Quarto, o fato desse dramático domingo de julho é um desdobramento lógico do anterior e uma antecipação da
próxima fatalidade. Cid Gomes diz que não vai “misturar isso com qualquer outra coisa”, como quem quer esquecer
que as coisas estão misturadas e que o seu governo é o principal responsável pelo acontecido. Ele também pondera
que não se deve desmoralizar a categoria; mas o que desmoraliza a categoria é o seu divórcio da comunidade, são as
jornadas de trabalho extenuantes, os salários aviltantes que obrigam o policial a fazer “bico” e a impossibilidade
2. institucional de se organizar e lutar para fazer valer os seus direitos.
Mais: não adianta o Sr. Marcos Cals (candidato a governador pelo PSDB) cornetear quando se sabe que ele era
secretário de justiça do atual governo e sempre se manteve em uma postura de silêncio cúmplice. Ele é parte desses
desdobramentos. Assim como o seu padrinho político, o Sr. Tasso Jereissati. Mesmo o Sr Lúcio Alcântara não pode
esquecer quando ordenou a entrada da tropa de choque em 18 de julho de 2004 nas dependências da Universidade
Regional do Cariri, sem ordem judicial e na calada da madrugada. Eles todos são responsáveis por essas tragédias
nossas de cada dia. Pensam com a mesma lógica. Devido a isso todos apresentam projetos que trazem justificativas
para manter tudo do modo que se encontra.

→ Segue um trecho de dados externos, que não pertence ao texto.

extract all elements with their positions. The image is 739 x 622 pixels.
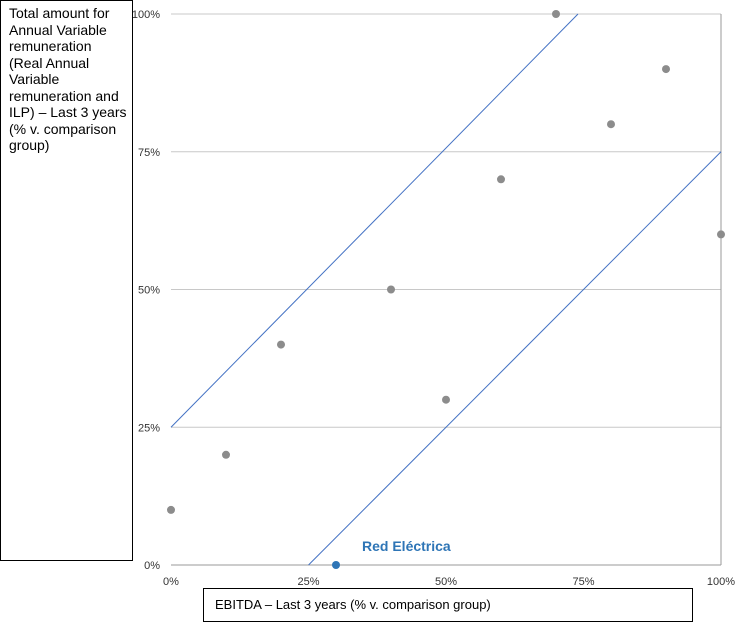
data-point <box>662 65 670 74</box>
annotation-red-electrica: Red Eléctrica <box>362 538 451 554</box>
data-point <box>717 230 725 239</box>
gridlines <box>171 13 721 428</box>
x-tick-label: 75% <box>572 576 594 588</box>
x-tick-label: 100% <box>707 576 735 588</box>
y-tick-label: 100% <box>132 9 160 21</box>
x-tick-label: 0% <box>163 576 179 588</box>
y-tick-label: 75% <box>138 147 160 159</box>
data-point <box>387 285 395 294</box>
data-point <box>167 505 175 514</box>
band-lines <box>170 13 722 566</box>
data-points <box>167 10 725 569</box>
band-line-lower <box>308 151 722 566</box>
data-point <box>497 175 505 184</box>
band-line-upper <box>170 13 579 428</box>
data-point <box>277 340 285 349</box>
axes <box>171 14 722 566</box>
y-tick-label: 0% <box>144 560 160 572</box>
y-tick-label: 50% <box>138 285 160 297</box>
y-tick-labels: 0% 25% 50% 75% 100% <box>132 9 160 572</box>
data-point-red-electrica <box>332 561 340 569</box>
x-tick-labels: 0% 25% 50% 75% 100% <box>163 576 735 588</box>
y-axis-label: Total amount for Annual Variable remuner… <box>0 0 133 561</box>
x-tick-label: 25% <box>297 576 319 588</box>
x-tick-label: 50% <box>435 576 457 588</box>
y-tick-label: 25% <box>138 422 160 434</box>
data-point <box>442 395 450 404</box>
data-point <box>552 10 560 18</box>
x-axis-label: EBITDA – Last 3 years (% v. comparison g… <box>203 588 693 622</box>
data-point <box>607 120 615 129</box>
data-point <box>222 450 230 459</box>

Quinto, o que precisamos fazer é trocar esse modelo, trocá-lo sem qualquer receio. Priorizando esse ângulo de
análise é que, por exemplo, julgamos um absurdo que, a pretexto de desacato a autoridade, as pessoas sigam
apanhando da polícia e arrastadas para delegacias e prisões. O argumento do desacato a autoridade - algo difuso e
anacrônico - serve somente de cortina de fumaça para que permaneçam os exercícios de arbitrariedade, truculência
e opressão policial.
É preciso uma campanha nacional para por um fim a esse mecanismo que coloca a população civil, não sob a
proteção, mas debaixo dos humores dos militares. Não raro, os civis se intimidam em vez de proferir palavras
injuriosas contra homens fardados e armados.
Nesses termos, é preciso defender 1) extinção do programa “Ronda do Quarteirão”; 2) criação de uma polícia
unificada e desmilitarizada sobre o controle dos trabalhadores, o que quer dizer “sob o controle da comunidade”; 3)

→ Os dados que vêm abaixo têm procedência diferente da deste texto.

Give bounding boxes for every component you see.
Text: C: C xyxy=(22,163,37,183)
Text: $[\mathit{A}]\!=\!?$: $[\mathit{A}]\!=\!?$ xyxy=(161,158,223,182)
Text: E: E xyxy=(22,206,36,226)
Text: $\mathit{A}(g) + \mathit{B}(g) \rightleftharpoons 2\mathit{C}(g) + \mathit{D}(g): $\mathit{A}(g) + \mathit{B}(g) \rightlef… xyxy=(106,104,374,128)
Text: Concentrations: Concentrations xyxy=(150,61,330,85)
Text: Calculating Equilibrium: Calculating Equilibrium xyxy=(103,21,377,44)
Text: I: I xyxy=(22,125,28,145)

direito de livre organização sindical para que os policiais possam reivindicar melhores condições de trabalho,
jornadas de trabalho menos extenuantes e salários mais dignos.

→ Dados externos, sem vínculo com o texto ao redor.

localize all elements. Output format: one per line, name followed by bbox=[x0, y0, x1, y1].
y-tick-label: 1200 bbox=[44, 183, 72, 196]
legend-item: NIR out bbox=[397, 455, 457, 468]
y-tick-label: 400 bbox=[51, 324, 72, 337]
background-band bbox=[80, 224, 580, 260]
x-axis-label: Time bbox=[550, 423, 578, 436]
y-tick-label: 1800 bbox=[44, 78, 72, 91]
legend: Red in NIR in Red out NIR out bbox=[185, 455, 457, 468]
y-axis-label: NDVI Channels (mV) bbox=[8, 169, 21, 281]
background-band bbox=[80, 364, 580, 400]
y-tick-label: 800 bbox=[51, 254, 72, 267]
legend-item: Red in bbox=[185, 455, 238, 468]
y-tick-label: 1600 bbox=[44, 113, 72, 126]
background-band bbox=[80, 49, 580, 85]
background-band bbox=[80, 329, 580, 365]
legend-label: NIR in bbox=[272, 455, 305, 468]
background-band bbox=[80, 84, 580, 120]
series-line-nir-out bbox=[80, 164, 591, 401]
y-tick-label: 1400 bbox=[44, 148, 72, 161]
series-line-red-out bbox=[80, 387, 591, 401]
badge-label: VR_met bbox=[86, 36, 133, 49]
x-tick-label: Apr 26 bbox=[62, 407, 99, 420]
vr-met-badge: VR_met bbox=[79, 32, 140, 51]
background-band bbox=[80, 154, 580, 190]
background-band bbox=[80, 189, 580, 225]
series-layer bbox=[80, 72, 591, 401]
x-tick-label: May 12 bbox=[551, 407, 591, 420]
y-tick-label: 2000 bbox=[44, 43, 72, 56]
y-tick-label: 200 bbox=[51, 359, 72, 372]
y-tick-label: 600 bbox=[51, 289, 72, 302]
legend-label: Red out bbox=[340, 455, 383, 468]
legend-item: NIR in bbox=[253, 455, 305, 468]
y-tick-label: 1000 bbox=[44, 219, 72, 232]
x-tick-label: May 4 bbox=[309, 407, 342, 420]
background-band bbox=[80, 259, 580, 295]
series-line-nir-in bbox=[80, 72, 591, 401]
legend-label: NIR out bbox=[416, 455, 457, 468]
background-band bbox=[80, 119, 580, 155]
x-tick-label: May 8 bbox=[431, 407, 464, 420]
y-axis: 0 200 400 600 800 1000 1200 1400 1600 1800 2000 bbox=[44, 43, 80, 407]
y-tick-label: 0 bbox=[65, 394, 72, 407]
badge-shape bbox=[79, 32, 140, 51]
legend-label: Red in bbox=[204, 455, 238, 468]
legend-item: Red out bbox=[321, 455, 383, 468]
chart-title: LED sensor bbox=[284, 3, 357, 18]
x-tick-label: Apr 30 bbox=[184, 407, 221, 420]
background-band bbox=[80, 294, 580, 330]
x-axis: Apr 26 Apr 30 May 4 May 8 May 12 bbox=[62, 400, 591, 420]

Tudo isso pode parecer absurdo. Mas não é bem assim. O que acabaram de expor os jornais - acerca da morte não
acidental do garoto Bruce Cristian - tem estreita relação com outros casos, como o do turista espanhol (“confundido
com um meliante” e alvejado pela polícia militar) ou do taxista (violentamente “abordado” pelos policiais). Não
basta, porém, que tudo possa ser corretamente descrito. Precisamos trocar esse modelo por outro. É como se
disséssemos que trocaremos uma roupa surrada por uma limpa. Esse é o desafio e essa é a proposta.